Monday, February 6, 2012

St. Francis Prayer

Every couple of months I hear a statement like these:  "Oh, I remember when my kids didn't talk, it was delightful. I wish that were still the case."  or  "Oh, be glad your little one doesn't walk, they just get in everything when they do."

Usually they are looking at a baby, not doing whatever they were wishing about.  Sometimes it is walking, or talking, or reading.  Whatever it is, these comments have always rubbed me a bit rough. I've heard these statements since Alyssa was little.  I've always been a big believer that every developmental stage has joys and challenges.  Sure, when kids learn to walk they start getting into everything, but they also can walk to the car on their own!  When kids learn to talk, they might talk your ear off, but they also are now able to communicate their wants and needs with less frustration!  When kids learn to read, you can no longer say to your beloved "do you want I-C-E-C-R-E-A-M?" without your little one saying "Wo-hoo! Ice cream!", but they can now read you a bedtime story!

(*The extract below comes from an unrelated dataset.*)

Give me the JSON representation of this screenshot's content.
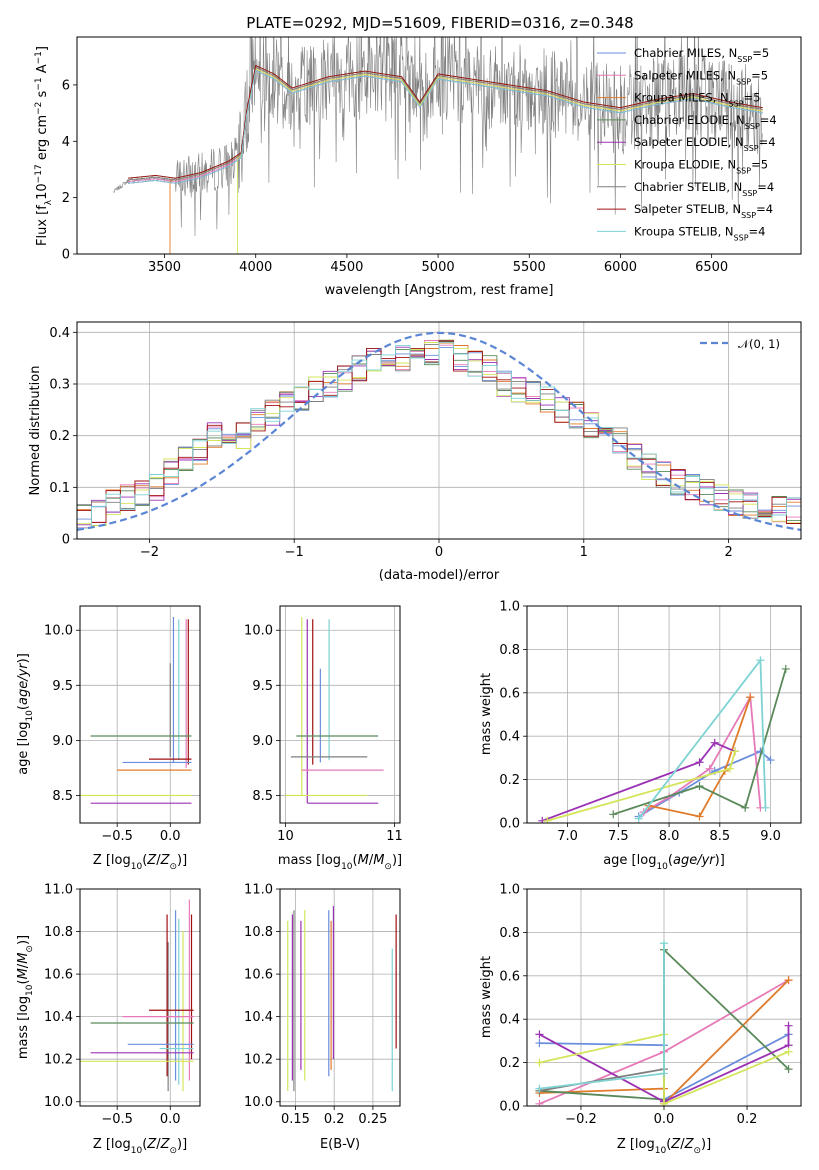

With Matthew, these statements really rub me wrong.  I hear this kind of statement and start talking in my head: "Oh, you don't appreciate that your typically developing child can do something that is developmentally appropriate? You don't have to spend hours upon hours in therapy to get him/her to talk (or walk)? You don't pray every night that he/she will one day be able to say a sentence (or run down the street)?  You didn't spend countless hours with your little one, saying 'ma-ma' over and over again, exaggerating your facial movements, to the point that people in the doctor's waiting rooms must have thought you were insane? Must be annoying how your little one does all that talking (or walking)!" But I don't say anything out loud, usually.

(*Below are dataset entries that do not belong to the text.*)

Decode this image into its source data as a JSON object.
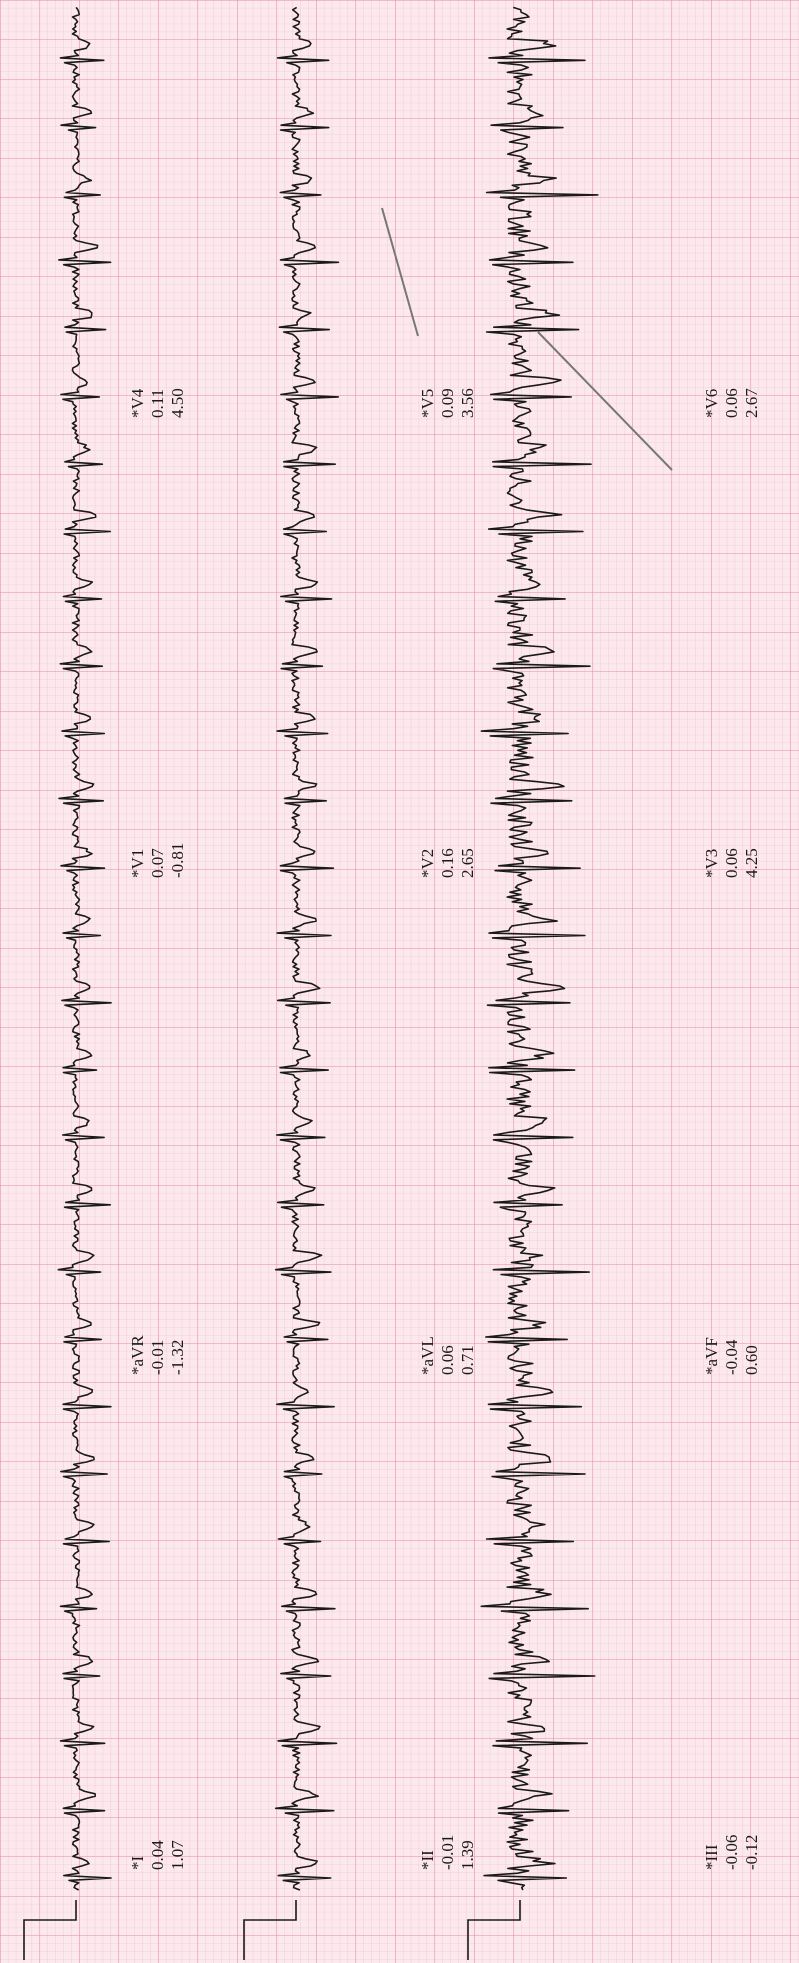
{
  "colors": {
    "paper": "#fbe9ee",
    "grid_minor": "#f2b7c6",
    "grid_major": "#e58aa2",
    "trace": "#1a1a1a",
    "line_marker": "#777777"
  },
  "leads": [
    {
      "id": "I",
      "name": "*I",
      "v1": "0.04",
      "v2": "1.07"
    },
    {
      "id": "aVR",
      "name": "*aVR",
      "v1": "-0.01",
      "v2": "-1.32"
    },
    {
      "id": "V1",
      "name": "*V1",
      "v1": "0.07",
      "v2": "-0.81"
    },
    {
      "id": "V4",
      "name": "*V4",
      "v1": "0.11",
      "v2": "4.50"
    },
    {
      "id": "II",
      "name": "*II",
      "v1": "-0.01",
      "v2": "1.39"
    },
    {
      "id": "aVL",
      "name": "*aVL",
      "v1": "0.06",
      "v2": "0.71"
    },
    {
      "id": "V2",
      "name": "*V2",
      "v1": "0.16",
      "v2": "2.65"
    },
    {
      "id": "V5",
      "name": "*V5",
      "v1": "0.09",
      "v2": "3.56"
    },
    {
      "id": "III",
      "name": "*III",
      "v1": "-0.06",
      "v2": "-0.12"
    },
    {
      "id": "aVF",
      "name": "*aVF",
      "v1": "-0.04",
      "v2": "0.60"
    },
    {
      "id": "V3",
      "name": "*V3",
      "v1": "0.06",
      "v2": "4.25"
    },
    {
      "id": "V6",
      "name": "*V6",
      "v1": "0.06",
      "v2": "2.67"
    }
  ]
}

I heard a similar statement last night, and I did say something, nothing big and nasty like the above, but a quiet "You only wish that because they can, if they couldn't, you wouldn't."  I should have just kept my mouth shut. One of my New Year's resolutions was to pray the prayer of St. Francis everyday.  

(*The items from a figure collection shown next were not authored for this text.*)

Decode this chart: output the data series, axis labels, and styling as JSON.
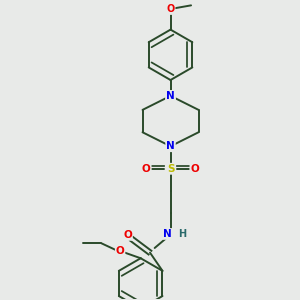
{
  "background_color": "#e8eae8",
  "bond_color": "#2a4a2a",
  "atom_colors": {
    "N": "#0000ee",
    "O": "#ee0000",
    "S": "#bbbb00",
    "C": "#2a4a2a",
    "H": "#2a6a6a"
  },
  "bond_width": 1.4,
  "font_size": 6.5,
  "fig_size": [
    3.0,
    3.0
  ],
  "dpi": 100
}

Lord, make me an instrument of your peace.
Where there is hatred, let me sow love.
Where there is injury, pardon.
Where there is doubt, faith.
Where there is despair, hope.
Where there is darkness, light.
Where there is sadness, joy.
O Divine Master,
grant that I may not so much seek to be consoled, as to console;
to be understood, as to understand;
to be loved, as to love.
For it is in giving that we receive.
It is in pardoning that we are pardoned,
and it is in dying that we are born to Eternal Life.
I didn't do a very good job of living it last night.  Everyone complains about the everyday stuff. We aren't always at our best and appreciate what we have.  I know I am not, and don't.  As hard as Matthew has to struggle to walk and talk, he has it a lot easier than many kids.  Kids whom will never learn to talk or walk.  Some who didn't get the chance to celebrate their 2nd birthdays. I don't always appreciate that, just as this mom didn't appreciate the beauty of her kids' very typical development.  I need to work on everything in the prayer, but last night just reminded me that I really need to work on being more understanding, and less worried about being understood.

1 comment:

  1. You are human and you are entitled to get frustrated from time to time. I am always praying for you all.